On Friday, children, teachers and administrators arrived to school at Marysville-Pilchuck High School like it was any other day. Now they are forever changed. One victim is dead, three are in very critical condition and another is in serious condition. The shooter is also dead. Our hearts go out to Marysville-Pilchuck community. They have faced something unthinkable. They are forever changed.
These children did not enter a war zone. They do not live in a third world country. They simply went to school that day, like millions of other children, in America, which is supposed to be a civilized nation.
Gun violence is out of control in this country. According to the CDC, we now lose approximately 92 Americans to gun violence every day, the highest number in ten years. There have been 87 incidences involving a gun on school properties in America since the Newtown tragedy in 2012. Does a country where we average more than one shooting on school grounds a week and 92 people die a day at the end of a gun sound civilized to you?
If 92 people a day were dying because of an E coli outbreak, or a faulty product on the market, there would be tremendous public outrage and a call for action. Already, with one American dead from Ebola, vaccines are in the works and steps are being taken to reduce risk and limit casualties. However, in the movement toward a safer nation, we face an uphill battle.
Not only are they devastated, but the victims’ families will soon face taunting and harassment by extremists and conspiracy theorists. Perhaps they already have. Insurrectionists wrap themselves in the flag and threaten violence to anyone who dare put the lives of our nation’s children (including their own) over their right to an arsenal. Concerned citizens who dare voice their support of universal background checks receive death threats. What should be a conversation of common sense is anything but.
Can you imagine what it would be like if a shooting happened at your child’s school? Perhaps you haven’t considered this before. Your school may have avoided a tragedy until now, but what about tomorrow? At what point will you say enough is enough? For some, Columbine was that breaking point. For others, it was Aurora or Tucson. For some, it was a personal experience with gun violence. Newtown was the breaking point for many. What will be your breaking point? What will it take for you to say “Enough?”
A recent article on CNN.com entitled “Gun Violence Isn’t Somebody Else’s Problem” makes the point that we must not wait for others to act: “Somebody’s child was killed Friday because that child went to school. Somebody has to do something about it. In ways full of both risk and responsibility, you are that somebody.”
There are many ways to get involved in the movement toward a safer nation:
While respecting the 2nd Amendment, we can implement common sense laws that will make a big difference. Universal background checks; safe storage requirements; laws that make it more difficult for domestic and child abusers to obtain a weapon, nationwide gun permits and expanded requirements including more stringent testing, like mental health testing and more challenging training and testing for concealed and open carry permits. We should consider magazine limits and assault weapon bans. These ideas will save some lives, maybe even someone you know and love.

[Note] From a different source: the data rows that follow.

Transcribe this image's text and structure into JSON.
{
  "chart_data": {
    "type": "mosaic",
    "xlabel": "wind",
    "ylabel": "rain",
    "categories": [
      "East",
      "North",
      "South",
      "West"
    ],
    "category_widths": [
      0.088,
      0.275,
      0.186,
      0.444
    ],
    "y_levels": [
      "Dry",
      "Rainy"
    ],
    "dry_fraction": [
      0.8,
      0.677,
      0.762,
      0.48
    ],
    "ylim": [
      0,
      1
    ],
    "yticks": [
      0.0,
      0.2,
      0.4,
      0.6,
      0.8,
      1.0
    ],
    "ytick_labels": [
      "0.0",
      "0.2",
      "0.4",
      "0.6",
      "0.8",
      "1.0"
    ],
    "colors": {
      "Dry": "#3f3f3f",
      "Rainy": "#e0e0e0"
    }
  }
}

But, that’s not all. We need to address other areas as well. In addition to gun safety, we need to take action to prevent bullying, improve our education and mental healthcare systems, provide better support to parents, and reduce poverty. These are all areas we need to address to help reduce violence in our country.
What can you do? Contact your state and federal legislators. Tell them you care about making our country safer. On voting day, support legislators who are making your family’s safety a priority. Vote for those who are passionate about education and improving mental health services. Write a letter to the Editor of your local paper. Attend rallies. Get involved in your community. Stand up to bullies. Report suspected abuse to the proper authorities. Reach out when you know someone is struggling. If you are considering harming yourself and others, reach out to someone who cares and ask for help.
Don’t wait for somebody to take a stand against violence. You are that somebody. It’s time to take a stand.